É claro que, em meio à maré de artesanatos,
que observamos pelas estradas e por todos os cantos do território brasileiro,
poderemos facilmente identificar artistas e, muito comumente, dali saem eles para
as galerias e palcos, de todo o Planeta. Mas, não se pode confundir, de forma
alguma, o espírito do artista com o ofício do artesanato. Em minha Expedição
Fitogeográfica 2012, na sua primeira fase, que saiu do Rio de Janeiro e
atravessou o Cerrado, a Caatinga e as Matas de Cocais, na Região Norte (ver o
Blog expedicaofitogeografica2012.blogspot),
além de tangenciar a esplendorosa Mata Atlântica do Nordeste, tive oportunidade
de observar não somente vegetações, que eram meu foco, mas também as mais diversas
expressões populares de artesanato... E também de ARTE! Mas, nada me causou
mais deslumbramento que os grafismos de 12.000 anos, nas paredes de arenito da
Serra da Capivara, no sul do Piauí. Mais precisamente, no Sítio das Pedrinhas
Pintadas.
O nome deste sítio arqueológico, um dentre
incontáveis outros, protegidos pelo Parque Nacional da Serra da Capivara –
Sítio das Pedrinhas Pintadas – me causava certa curiosidade, enquanto me
dirigia para lá, no dia 22 de abril, junto com meu amigo Maxim Jaffe, que vem trabalhando na região, há muitos anos. Soava
singelo demais, quase infantil, mas escondia um encontro milenar entre dois
artistas: Aquele compulsivo pintor que ali vivera, mais de uma dúzia de
milhares de anos antes, e este escrivinhador-desenhista, que ora vasculhava os
sertões do país. Não pude esconder minha mais profunda emoção, quando me
deparei com as obras de arte do Sítio das Pedrinhas Pintadas, na Serra da
Capivara.
Quantas vezes, em minha juventude, quando
vivi meus mais intensos surtos criativos como desenhista, me vi acometido da
mais incontrolável compulsão de rabiscar qualquer papel que encontrasse pela
frente, sequioso por representar minhas ideias, minhas inspirações. Foram
simplesmente incontáveis essas deliciosas experiências e meus cadernos
escolares da época – os poucos que restaram – atestam o extravasamento desse
vício criativo. Ainda hoje, quando reencontro colegas de colégio, dos anos
setenta, escuto exclamação comum: “Tenho alguns desenhos seus, que você fez em
meu caderno!” Era isso mesmo, a compulsão criativa, a ARTE que aflorava,
através das mãos de um artista, precisando ser liberada imediatamente, em
qualquer superfície que suportasse meus rabiscos compulsivos.

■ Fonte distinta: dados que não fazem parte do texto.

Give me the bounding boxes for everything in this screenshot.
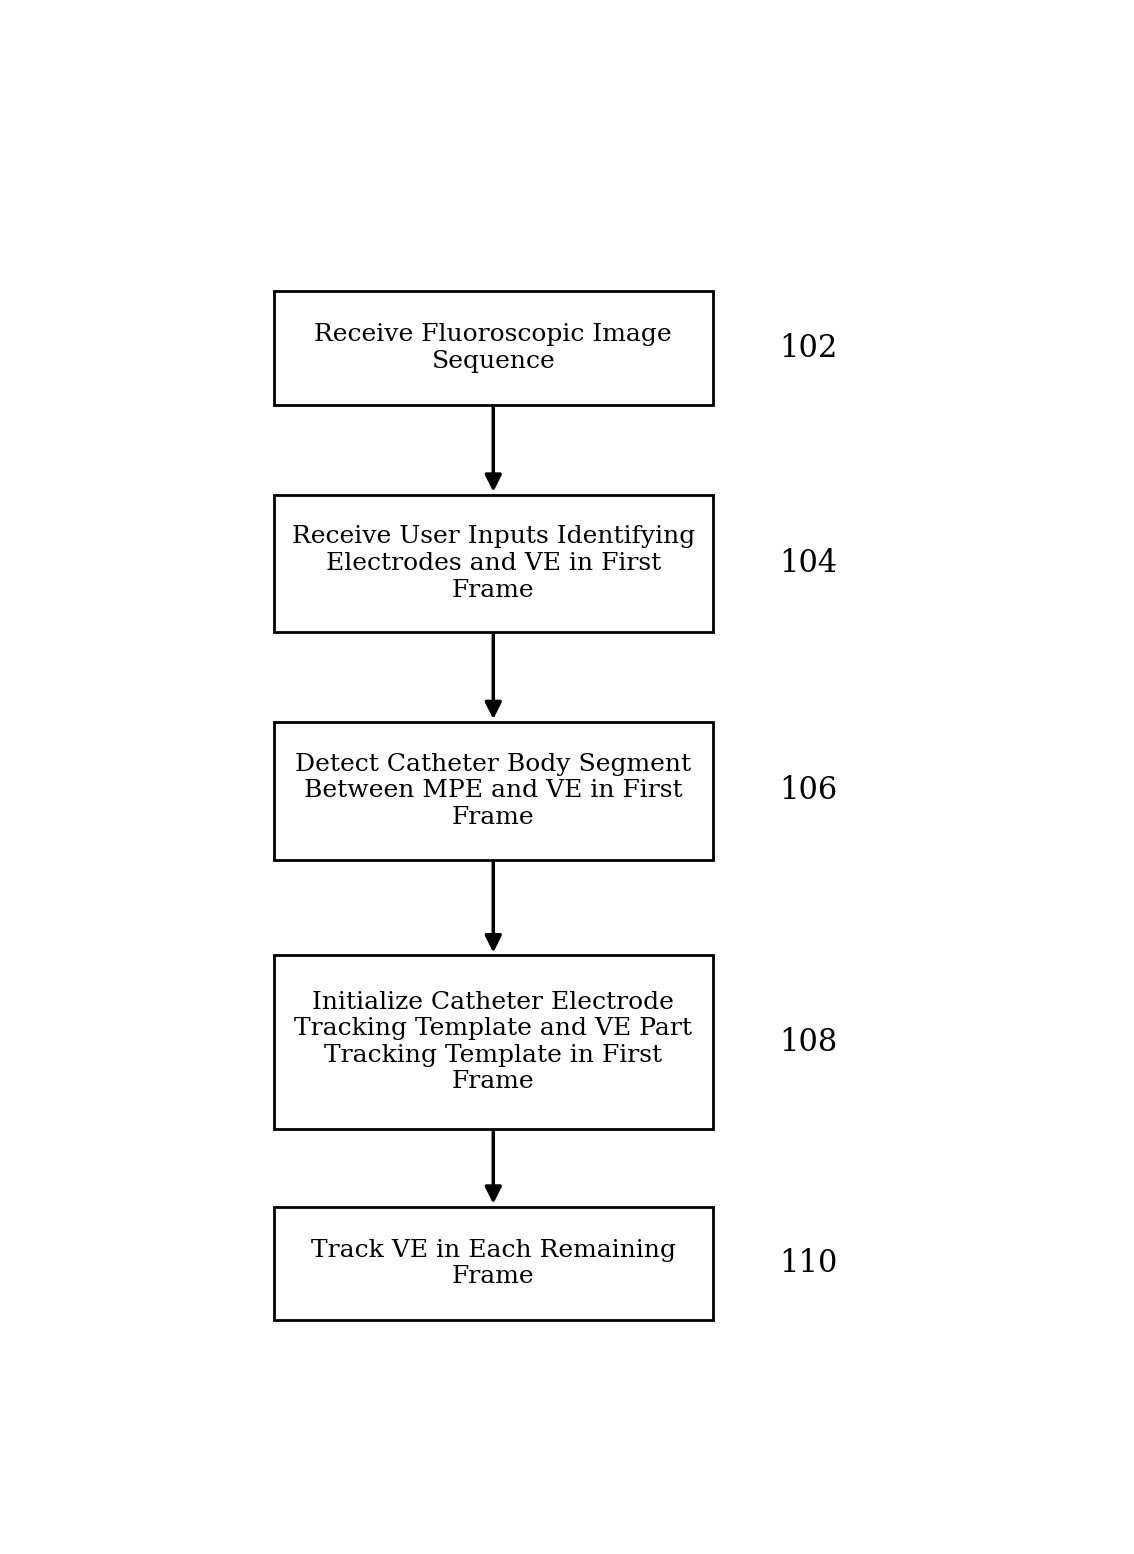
Text: 104: 104 (779, 549, 837, 580)
FancyBboxPatch shape (273, 723, 713, 859)
FancyBboxPatch shape (273, 956, 713, 1128)
Text: 102: 102 (779, 333, 837, 364)
Text: Receive User Inputs Identifying
Electrodes and VE in First
Frame: Receive User Inputs Identifying Electrod… (291, 525, 695, 601)
Text: 108: 108 (779, 1027, 837, 1058)
Text: Receive Fluoroscopic Image
Sequence: Receive Fluoroscopic Image Sequence (314, 323, 672, 373)
FancyBboxPatch shape (273, 291, 713, 406)
FancyBboxPatch shape (273, 494, 713, 632)
Text: Initialize Catheter Electrode
Tracking Template and VE Part
Tracking Template in: Initialize Catheter Electrode Tracking T… (295, 990, 692, 1094)
Text: Track VE in Each Remaining
Frame: Track VE in Each Remaining Frame (311, 1239, 676, 1288)
Text: Detect Catheter Body Segment
Between MPE and VE in First
Frame: Detect Catheter Body Segment Between MPE… (295, 752, 692, 828)
Text: 106: 106 (779, 775, 837, 807)
Text: 110: 110 (779, 1248, 837, 1279)
FancyBboxPatch shape (273, 1206, 713, 1321)
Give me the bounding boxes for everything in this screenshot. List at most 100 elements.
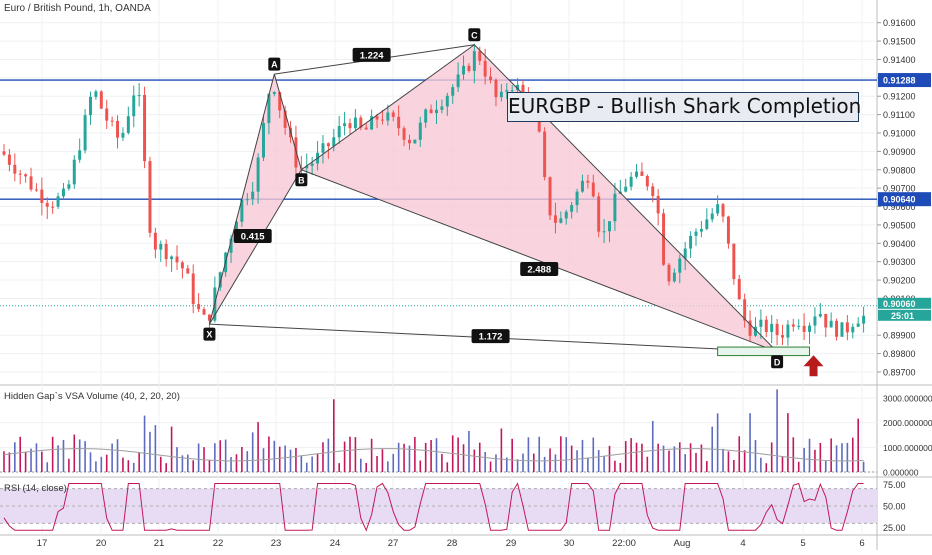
candle xyxy=(808,322,812,345)
bullish-arrow-icon xyxy=(803,355,824,377)
ratio-label: 1.172 xyxy=(479,332,503,343)
candle-body xyxy=(359,117,363,128)
candle-body xyxy=(267,93,271,123)
candle-body xyxy=(262,122,265,158)
y-tick-label: 0.91000 xyxy=(883,129,916,139)
candle-body xyxy=(764,319,768,333)
pattern-triangle-xab xyxy=(209,74,302,325)
candle xyxy=(548,176,552,220)
candle-body xyxy=(348,123,352,129)
volume-tick-label: 1000.000000 xyxy=(883,443,932,453)
candle xyxy=(710,208,714,223)
candle-body xyxy=(424,109,428,123)
pattern-point-marker xyxy=(468,28,481,42)
candle-body xyxy=(856,323,860,327)
candle-body xyxy=(278,92,282,111)
candle-body xyxy=(478,51,482,61)
candle xyxy=(489,67,493,84)
candle-body xyxy=(667,264,671,282)
candle-body xyxy=(710,213,714,220)
candle-body xyxy=(143,94,147,162)
candle xyxy=(424,108,428,128)
rsi-indicator-label: RSI (14, close) xyxy=(4,483,67,494)
candle xyxy=(726,215,730,249)
candle xyxy=(332,128,336,152)
candle-body xyxy=(591,182,595,197)
candle xyxy=(278,91,282,119)
candle xyxy=(251,181,255,206)
candle-body xyxy=(635,171,639,177)
y-tick-label: 0.91500 xyxy=(883,37,916,47)
candle xyxy=(429,104,433,114)
candle xyxy=(499,83,503,102)
candle xyxy=(94,89,98,100)
candle xyxy=(435,100,438,125)
volume-average-line xyxy=(3,448,864,462)
candle xyxy=(764,315,768,338)
candle xyxy=(845,315,849,341)
candle-body xyxy=(343,123,347,127)
candle-body xyxy=(721,204,725,217)
candle-body xyxy=(245,199,249,201)
candle-body xyxy=(386,112,390,121)
candle-body xyxy=(732,243,736,280)
candle xyxy=(656,189,660,226)
candle xyxy=(483,49,487,85)
candle-body xyxy=(332,137,336,147)
candle xyxy=(207,314,211,328)
candle-body xyxy=(786,324,790,338)
candle-body xyxy=(78,150,82,160)
candle-body xyxy=(13,164,17,174)
candle xyxy=(743,293,747,328)
level-price-label: 0.90640 xyxy=(883,195,916,205)
candle xyxy=(364,123,368,130)
candle xyxy=(418,116,422,147)
candle xyxy=(737,274,741,300)
candle-body xyxy=(624,186,628,192)
candle-body xyxy=(743,299,747,321)
candle-body xyxy=(770,323,774,333)
candle xyxy=(267,92,271,135)
candle-body xyxy=(510,90,514,92)
candle xyxy=(56,192,60,209)
candle xyxy=(61,182,65,200)
candle xyxy=(683,241,687,270)
candle-body xyxy=(110,120,114,122)
candle xyxy=(186,264,190,274)
y-tick-label: 0.90600 xyxy=(883,202,916,212)
candle-body xyxy=(40,189,44,203)
candle-body xyxy=(18,173,22,175)
completion-zone-box xyxy=(717,346,811,357)
pattern-line-xa xyxy=(208,74,275,325)
candle-body xyxy=(559,218,563,223)
candle-body xyxy=(170,256,174,260)
candle xyxy=(402,126,406,147)
candle xyxy=(829,312,833,328)
y-tick-label: 0.90500 xyxy=(883,220,916,230)
candle xyxy=(116,115,120,149)
candle xyxy=(440,99,444,114)
candle xyxy=(678,254,682,284)
candle-body xyxy=(840,322,844,337)
candle-body xyxy=(489,76,493,80)
candle-body xyxy=(597,196,601,232)
candle-body xyxy=(413,139,417,144)
x-tick-label: 22 xyxy=(213,538,224,549)
x-tick-label: 20 xyxy=(96,538,107,549)
volume-tick-label: 3000.000000 xyxy=(883,394,932,404)
candle xyxy=(370,109,374,130)
pattern-line-bd xyxy=(301,169,778,353)
candle-body xyxy=(689,235,693,249)
candle-body xyxy=(197,304,201,310)
candle xyxy=(716,195,720,217)
ratio-label-box xyxy=(233,228,272,243)
candle xyxy=(321,135,325,164)
candle xyxy=(83,109,87,154)
x-tick-label: 17 xyxy=(37,538,48,549)
candle-body xyxy=(397,116,401,129)
candle-body xyxy=(105,108,109,121)
candle-body xyxy=(521,84,525,92)
candle-body xyxy=(186,268,190,274)
pattern-point-marker xyxy=(771,355,784,369)
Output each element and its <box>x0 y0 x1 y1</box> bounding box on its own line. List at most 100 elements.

E foi isso
exatamente que vi, nos rabiscos do artista milenar, do Sítio das Pedrinhas
Pintadas, fazendo-me perceber, em definitivo, que não eram artesãos aqueles
homens que ali viviam, dezenas de milhares de anos atrás. Eram ARTISTAS
sensíveis e, como tal, padeciam dos mesmos exatos impulsos que sempre moveram
os humanos, desde sempre, quando o assunto era ARTE e não meramente o
artifício.
Essas inscrições rupestres, como são
chamadas pelos pesquisadores, que lhes têm estudado, incessantemente, desde que
foram descobertas, mais de quarenta anos atrás, em São Raimundo Nonato, onde
está situado o Parque Nacional da Serra da Capivara, mostram exatamente o que
qualquer artista pode pretender: Registram cenas, impressões e rituais de seus
semelhantes, além de seus companheiros de sertão: Veados, emas,
tigres-dentes-de-sabre, paleolhamas e uma infinidade de outros bichos, muitos
deles já não mais existentes. Cenas de batalhas, rituais amorosos e até mesmo
um beijo – talvez o primeiro já registrado pela arte gráfica (veja no blog da
Expedição Fitogeográfica 2012) – são representações comuns nessa arte rupestre.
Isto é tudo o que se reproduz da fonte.